Briefly
North Korea
Leader again open to nuclear talks
North Korean leader Kim Jong Il told a visiting Chinese envoy that his government would return to six-party nuclear disarmament talks if the United States shows “sincerity,” the communist state’s official news agency said today.
The announcement — the latest in more than two years of conflicting statements over North Korea’s nuclear program — came less than two weeks after Kim flouted Washington and its allies by claiming that it had nuclear weapons and would boycott the talks.

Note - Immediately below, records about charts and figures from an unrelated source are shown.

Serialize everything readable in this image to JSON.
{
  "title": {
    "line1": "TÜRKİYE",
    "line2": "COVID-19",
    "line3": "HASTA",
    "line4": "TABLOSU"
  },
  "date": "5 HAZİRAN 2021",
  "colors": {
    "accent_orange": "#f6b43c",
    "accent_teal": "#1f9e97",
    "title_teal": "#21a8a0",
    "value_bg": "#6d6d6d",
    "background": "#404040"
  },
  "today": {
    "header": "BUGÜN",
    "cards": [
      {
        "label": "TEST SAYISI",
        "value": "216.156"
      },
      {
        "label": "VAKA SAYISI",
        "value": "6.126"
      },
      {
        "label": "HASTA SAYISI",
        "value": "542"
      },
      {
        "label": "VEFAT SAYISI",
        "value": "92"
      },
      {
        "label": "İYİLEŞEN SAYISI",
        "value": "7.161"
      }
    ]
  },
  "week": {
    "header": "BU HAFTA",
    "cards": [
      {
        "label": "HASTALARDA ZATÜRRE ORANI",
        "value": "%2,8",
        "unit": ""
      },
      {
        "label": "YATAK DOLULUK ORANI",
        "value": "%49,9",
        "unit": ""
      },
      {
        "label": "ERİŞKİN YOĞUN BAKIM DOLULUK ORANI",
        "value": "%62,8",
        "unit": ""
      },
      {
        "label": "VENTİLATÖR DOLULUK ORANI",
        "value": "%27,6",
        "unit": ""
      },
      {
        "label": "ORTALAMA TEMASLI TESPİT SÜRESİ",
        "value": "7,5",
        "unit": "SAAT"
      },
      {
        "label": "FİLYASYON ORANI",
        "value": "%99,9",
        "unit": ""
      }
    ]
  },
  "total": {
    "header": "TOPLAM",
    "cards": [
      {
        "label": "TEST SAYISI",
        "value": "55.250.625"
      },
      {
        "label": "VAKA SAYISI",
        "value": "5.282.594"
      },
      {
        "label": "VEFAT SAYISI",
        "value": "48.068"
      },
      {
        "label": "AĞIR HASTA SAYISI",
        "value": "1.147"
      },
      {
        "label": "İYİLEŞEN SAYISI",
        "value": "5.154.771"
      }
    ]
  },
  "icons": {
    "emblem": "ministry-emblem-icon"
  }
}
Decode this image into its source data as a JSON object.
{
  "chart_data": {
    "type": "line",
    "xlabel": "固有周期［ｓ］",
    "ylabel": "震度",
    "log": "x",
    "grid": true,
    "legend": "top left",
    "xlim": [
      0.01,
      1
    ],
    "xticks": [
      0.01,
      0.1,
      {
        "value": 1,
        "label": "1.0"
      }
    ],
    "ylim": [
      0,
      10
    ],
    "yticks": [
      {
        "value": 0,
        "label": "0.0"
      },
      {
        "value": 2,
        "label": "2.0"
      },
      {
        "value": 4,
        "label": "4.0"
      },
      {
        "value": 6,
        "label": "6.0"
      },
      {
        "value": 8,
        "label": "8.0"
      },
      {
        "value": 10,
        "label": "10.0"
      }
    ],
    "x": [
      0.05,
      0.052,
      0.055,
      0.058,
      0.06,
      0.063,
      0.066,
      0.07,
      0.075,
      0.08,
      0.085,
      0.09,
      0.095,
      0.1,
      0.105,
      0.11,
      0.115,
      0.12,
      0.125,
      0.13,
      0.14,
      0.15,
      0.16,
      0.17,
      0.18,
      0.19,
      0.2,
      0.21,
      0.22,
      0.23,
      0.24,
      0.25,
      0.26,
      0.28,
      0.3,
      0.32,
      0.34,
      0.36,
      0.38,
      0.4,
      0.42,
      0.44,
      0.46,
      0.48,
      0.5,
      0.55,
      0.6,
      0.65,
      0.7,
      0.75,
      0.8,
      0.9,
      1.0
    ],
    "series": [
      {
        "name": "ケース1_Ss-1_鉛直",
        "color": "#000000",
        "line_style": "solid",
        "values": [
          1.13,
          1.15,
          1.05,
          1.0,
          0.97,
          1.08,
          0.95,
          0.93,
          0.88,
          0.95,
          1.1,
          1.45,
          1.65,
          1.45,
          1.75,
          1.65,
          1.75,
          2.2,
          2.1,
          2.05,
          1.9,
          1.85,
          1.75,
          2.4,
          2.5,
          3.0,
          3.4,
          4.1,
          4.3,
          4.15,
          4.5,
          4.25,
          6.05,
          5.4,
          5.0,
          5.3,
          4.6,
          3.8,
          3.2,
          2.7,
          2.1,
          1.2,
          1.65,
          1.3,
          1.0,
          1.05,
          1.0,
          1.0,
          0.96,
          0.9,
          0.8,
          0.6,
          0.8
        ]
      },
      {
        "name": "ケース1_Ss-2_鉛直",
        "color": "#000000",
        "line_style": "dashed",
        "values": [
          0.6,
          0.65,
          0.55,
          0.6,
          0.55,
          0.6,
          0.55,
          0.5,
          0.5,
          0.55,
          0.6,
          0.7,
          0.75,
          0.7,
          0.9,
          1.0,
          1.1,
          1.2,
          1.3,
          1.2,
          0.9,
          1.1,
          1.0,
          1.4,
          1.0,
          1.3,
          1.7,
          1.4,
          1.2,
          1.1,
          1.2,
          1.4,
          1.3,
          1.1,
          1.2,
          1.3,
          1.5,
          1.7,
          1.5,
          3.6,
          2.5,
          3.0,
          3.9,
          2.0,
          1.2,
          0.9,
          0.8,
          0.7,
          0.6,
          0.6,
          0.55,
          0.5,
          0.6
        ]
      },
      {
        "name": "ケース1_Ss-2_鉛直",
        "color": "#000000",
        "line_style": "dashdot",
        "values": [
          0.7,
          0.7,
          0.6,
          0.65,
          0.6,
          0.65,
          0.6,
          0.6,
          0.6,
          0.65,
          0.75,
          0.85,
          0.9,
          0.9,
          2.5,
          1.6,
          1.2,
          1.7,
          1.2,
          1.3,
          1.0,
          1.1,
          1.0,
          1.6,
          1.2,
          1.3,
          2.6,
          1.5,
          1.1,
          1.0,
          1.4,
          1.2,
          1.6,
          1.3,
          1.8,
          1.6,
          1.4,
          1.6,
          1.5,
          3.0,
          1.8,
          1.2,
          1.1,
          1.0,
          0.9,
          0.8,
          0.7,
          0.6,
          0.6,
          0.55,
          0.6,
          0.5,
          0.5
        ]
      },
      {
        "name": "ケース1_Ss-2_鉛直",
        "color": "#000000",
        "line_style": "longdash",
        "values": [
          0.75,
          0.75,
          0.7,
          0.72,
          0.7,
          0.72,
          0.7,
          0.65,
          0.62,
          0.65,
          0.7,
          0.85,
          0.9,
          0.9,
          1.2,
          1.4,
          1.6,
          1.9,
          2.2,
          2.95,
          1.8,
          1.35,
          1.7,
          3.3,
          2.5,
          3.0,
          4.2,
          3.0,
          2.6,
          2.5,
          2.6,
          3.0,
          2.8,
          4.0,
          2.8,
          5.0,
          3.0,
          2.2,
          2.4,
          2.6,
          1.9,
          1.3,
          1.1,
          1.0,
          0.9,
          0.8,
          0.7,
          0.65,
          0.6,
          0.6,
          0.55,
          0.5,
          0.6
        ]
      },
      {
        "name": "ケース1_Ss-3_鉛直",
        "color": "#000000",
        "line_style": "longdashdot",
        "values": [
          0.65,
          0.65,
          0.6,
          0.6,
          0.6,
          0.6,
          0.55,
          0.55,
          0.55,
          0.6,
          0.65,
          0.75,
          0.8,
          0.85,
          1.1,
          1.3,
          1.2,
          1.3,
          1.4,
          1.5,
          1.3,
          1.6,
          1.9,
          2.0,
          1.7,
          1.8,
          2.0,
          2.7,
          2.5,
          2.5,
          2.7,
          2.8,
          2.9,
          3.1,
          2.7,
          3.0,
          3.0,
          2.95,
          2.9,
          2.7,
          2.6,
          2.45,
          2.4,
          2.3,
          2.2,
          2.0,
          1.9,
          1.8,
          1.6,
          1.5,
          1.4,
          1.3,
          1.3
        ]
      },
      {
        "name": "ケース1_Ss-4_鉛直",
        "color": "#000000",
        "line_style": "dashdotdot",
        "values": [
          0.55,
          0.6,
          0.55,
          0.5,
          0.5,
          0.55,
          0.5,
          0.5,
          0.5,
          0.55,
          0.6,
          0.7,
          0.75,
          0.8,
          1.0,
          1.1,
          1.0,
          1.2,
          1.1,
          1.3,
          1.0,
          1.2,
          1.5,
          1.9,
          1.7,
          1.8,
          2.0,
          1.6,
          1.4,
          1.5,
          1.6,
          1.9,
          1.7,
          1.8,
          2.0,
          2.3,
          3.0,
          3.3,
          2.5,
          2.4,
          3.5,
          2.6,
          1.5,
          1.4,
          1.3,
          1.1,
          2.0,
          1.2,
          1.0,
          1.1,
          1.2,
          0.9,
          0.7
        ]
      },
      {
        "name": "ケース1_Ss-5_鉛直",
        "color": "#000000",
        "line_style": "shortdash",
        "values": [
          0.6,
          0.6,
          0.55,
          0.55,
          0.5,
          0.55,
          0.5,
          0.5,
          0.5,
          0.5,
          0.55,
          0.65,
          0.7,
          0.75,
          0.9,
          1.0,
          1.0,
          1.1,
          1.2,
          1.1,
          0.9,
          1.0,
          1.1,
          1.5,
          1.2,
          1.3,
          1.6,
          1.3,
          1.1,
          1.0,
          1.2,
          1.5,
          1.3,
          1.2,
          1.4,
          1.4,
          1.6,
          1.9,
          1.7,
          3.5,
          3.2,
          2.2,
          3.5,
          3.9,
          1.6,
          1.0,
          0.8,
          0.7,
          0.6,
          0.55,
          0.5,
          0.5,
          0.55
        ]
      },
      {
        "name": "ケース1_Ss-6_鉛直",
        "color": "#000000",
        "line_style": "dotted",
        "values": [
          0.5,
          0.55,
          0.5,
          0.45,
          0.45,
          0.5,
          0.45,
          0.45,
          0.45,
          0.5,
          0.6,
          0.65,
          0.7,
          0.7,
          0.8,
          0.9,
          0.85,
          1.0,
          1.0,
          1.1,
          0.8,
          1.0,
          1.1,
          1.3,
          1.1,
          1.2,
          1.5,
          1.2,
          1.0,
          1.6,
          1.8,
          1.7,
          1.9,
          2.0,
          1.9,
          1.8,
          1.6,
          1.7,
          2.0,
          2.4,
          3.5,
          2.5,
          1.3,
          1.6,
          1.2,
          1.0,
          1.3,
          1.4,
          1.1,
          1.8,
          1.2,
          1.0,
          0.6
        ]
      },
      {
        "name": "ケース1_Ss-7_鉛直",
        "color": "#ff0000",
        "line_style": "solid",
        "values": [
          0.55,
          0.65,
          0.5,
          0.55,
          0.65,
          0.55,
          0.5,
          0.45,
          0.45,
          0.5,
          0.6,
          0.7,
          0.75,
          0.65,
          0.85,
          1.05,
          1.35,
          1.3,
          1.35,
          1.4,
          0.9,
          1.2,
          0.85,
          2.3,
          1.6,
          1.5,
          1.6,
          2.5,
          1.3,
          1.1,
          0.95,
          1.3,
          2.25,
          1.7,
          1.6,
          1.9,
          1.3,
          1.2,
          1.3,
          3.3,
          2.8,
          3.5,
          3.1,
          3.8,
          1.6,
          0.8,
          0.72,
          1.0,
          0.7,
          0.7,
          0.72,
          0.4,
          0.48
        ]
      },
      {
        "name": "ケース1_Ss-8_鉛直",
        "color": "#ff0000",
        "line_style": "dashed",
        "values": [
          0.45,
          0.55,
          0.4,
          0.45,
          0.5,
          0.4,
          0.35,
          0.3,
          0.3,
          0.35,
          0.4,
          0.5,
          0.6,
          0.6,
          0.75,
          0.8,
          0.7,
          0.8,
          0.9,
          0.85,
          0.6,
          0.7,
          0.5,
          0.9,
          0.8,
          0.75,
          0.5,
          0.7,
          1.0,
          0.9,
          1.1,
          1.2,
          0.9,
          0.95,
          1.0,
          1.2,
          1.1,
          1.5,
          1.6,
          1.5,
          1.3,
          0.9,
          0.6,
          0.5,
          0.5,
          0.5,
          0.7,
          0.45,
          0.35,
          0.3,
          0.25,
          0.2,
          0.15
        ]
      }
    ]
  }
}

“We will go to the negotiating table anytime if there are mature conditions for the six-party talks thanks to the concerted efforts of the parties concerned in the future,” Kim said today, expressing the hope that the United States would show “trustworthy sincerity,” according to the Korean Central News Agency.
Kim spoke of his government’s new position on the nuclear issue in a meeting with Wang Jiarui, head of the Chinese Communist Party’s International Department, KCNA said.
Iraq
Shiites to vote on PM candidate
Ahmad Chalabi, a secular Shiite once known for his ties to Washington, and Ibrahim al-Jaafari, the conservative interim vice president, will face off in a secret ballot today to determine who will be the Shiite majority’s choice for Iraqi prime minister, officials said.
The decision to hold a secret ballot came after the clergy-backed United Iraqi Alliance, which has most of the seats in the 275-member National Assembly, was unable to decide on a nominee — despite days of negotiations.
Whoever wins the ballot, he will face interim Prime Minister Ayad Allawi, 59, whose party came in third after a Kurdish coalition and received 40 seats.
Al-Jaafari, the president of the Islamic Dawa Party, is also Western-oriented but is considered by many to be a cleric in a business suit.
Moscow
Defense Ministry starts patriotic TV channel
Russia’s Defense Ministry has launched experimental broadcasts of a new TV channel intended to boost military prestige and counter negative reports of hazing, desertions and corruption in the armed forces, its creators said Monday.
The new channel — Zvezda or “Star” — is aimed at developing “the feeling of national pride among its citizens … a feeling of responsibility for Russia’s fate and pride for the nation’s great historic past and belief in its future,” producers said in a news release.
Sergei Savushkin, the channel’s director, said the channel will dedicate 10 percent of its programs to military topics — movies, documentaries, talk shows and a planned reality show detailing the lives of conscripts in barracks. Savushkin added that Zvezda will also appeal to a broader audience with children’s programs, sports coverage and music shows.
Pakistan
2-year-old betrothed as adultery punishment
A tribal council in Pakistan has ordered the betrothal of a 2-year-old girl to a man 40 years older to punish her uncle for an alleged affair with the man’s wife, police said Monday.
The council decreed the girl must marry 42-year-old Mohammed Altaf, her uncle’s cousin, when she turns 18, police said.
Altaf, a farmer, divorced his 32-year-old wife over her alleged love affair with his 20-year-old cousin, Mohammed Akmal. Akmal, a bachelor and also a farmer, has no children.
Altaf asked tribal elders in the village of Kacha Chohan, in Punjab province, to convene a panchayat, or council, on Feb. 15 to arbitrate and propose a punishment. As punishment, the elders ordered the girl’s betrothal and ruled Akmal should also pay a $3,800 fine to the husband.
Village councils in conservative rural regions of Pakistan traditionally rule on local disputes including those involving a family’s “honor” purportedly being besmirched by allegations of improper sexual behavior.